LUANDA. — Angola is investing in improved phone and wireless networks on land, sea and in space to attract foreign investment and diversify away from oil, National Director of Telecommunications Eduardo Sebastiao said.
The southwest African nation’s biggest projects include a US$300 million Russia-built satellite scheduled for 2017 and a US$200 million sub-sea cable across the Atlantic Ocean to Brazil that will start to be laid next year, Sebastiao said in an interview in Luanda, the capital. Angola also wants to add fibre optic cable to increase mobile-phone coverage to 85 percent of the population from 60 percent within two years, Sebastiao said.
“We encourage international companies to join with local companies and we’re ready for investors to set up operations now,” the director of telecommunications said. “This will create not only financial wealth but social well-being through increased jobs and by fighting poverty.”

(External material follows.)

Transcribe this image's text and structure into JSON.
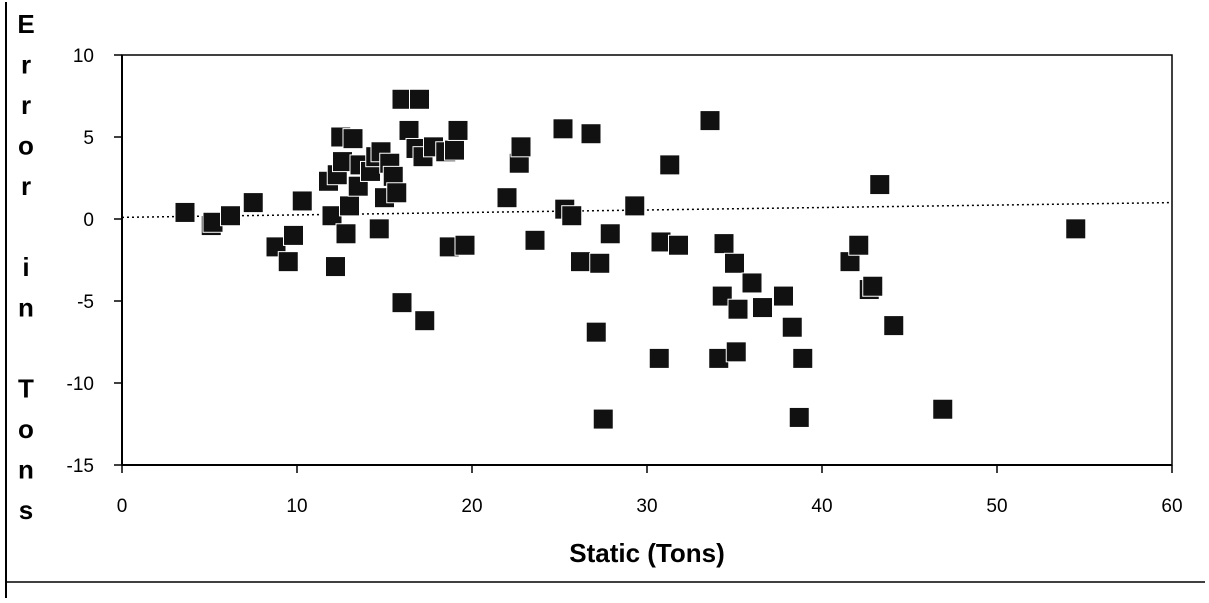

Angola, recovering from a 27-year civil war that ended in 2002, is rebuilding infrastructure to diversify away from the crude oil that accounts for 97 percent of exports and 75 percent of government tax revenue.

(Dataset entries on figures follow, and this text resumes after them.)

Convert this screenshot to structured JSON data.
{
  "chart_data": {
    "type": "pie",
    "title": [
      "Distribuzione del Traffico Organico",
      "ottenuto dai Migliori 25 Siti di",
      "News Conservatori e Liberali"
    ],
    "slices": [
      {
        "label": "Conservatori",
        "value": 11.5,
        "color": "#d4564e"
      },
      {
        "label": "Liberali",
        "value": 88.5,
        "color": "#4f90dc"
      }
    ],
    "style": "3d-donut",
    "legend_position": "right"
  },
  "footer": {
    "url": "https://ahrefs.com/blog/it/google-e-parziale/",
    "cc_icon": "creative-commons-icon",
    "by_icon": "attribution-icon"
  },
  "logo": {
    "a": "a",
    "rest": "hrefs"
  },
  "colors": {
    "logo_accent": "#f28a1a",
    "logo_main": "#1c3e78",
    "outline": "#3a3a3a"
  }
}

The government wants to promote opportunities in mining, industry and agriculture while improving the efficiency and competitiveness of its telecommunications industry.
Foreign investment this year in Angolan industries excluding oil was US$1,9 billion by the end of September, compared with US$2,3 billion for all of last year, Maria Luisa Abrantes, chairwoman of the National Private Investment Agency, said in an interview.
Four landline operators, including state-owned Angola Telecom and MS Telecom, a subsidiary of state oil company Sonangol EP, will be allowed to compete with mobile operators Movicel Telecommunications SA and Unitel SA in both landlines and mobiles as part of the investment plan, Sebastiao said. — Bloomberg.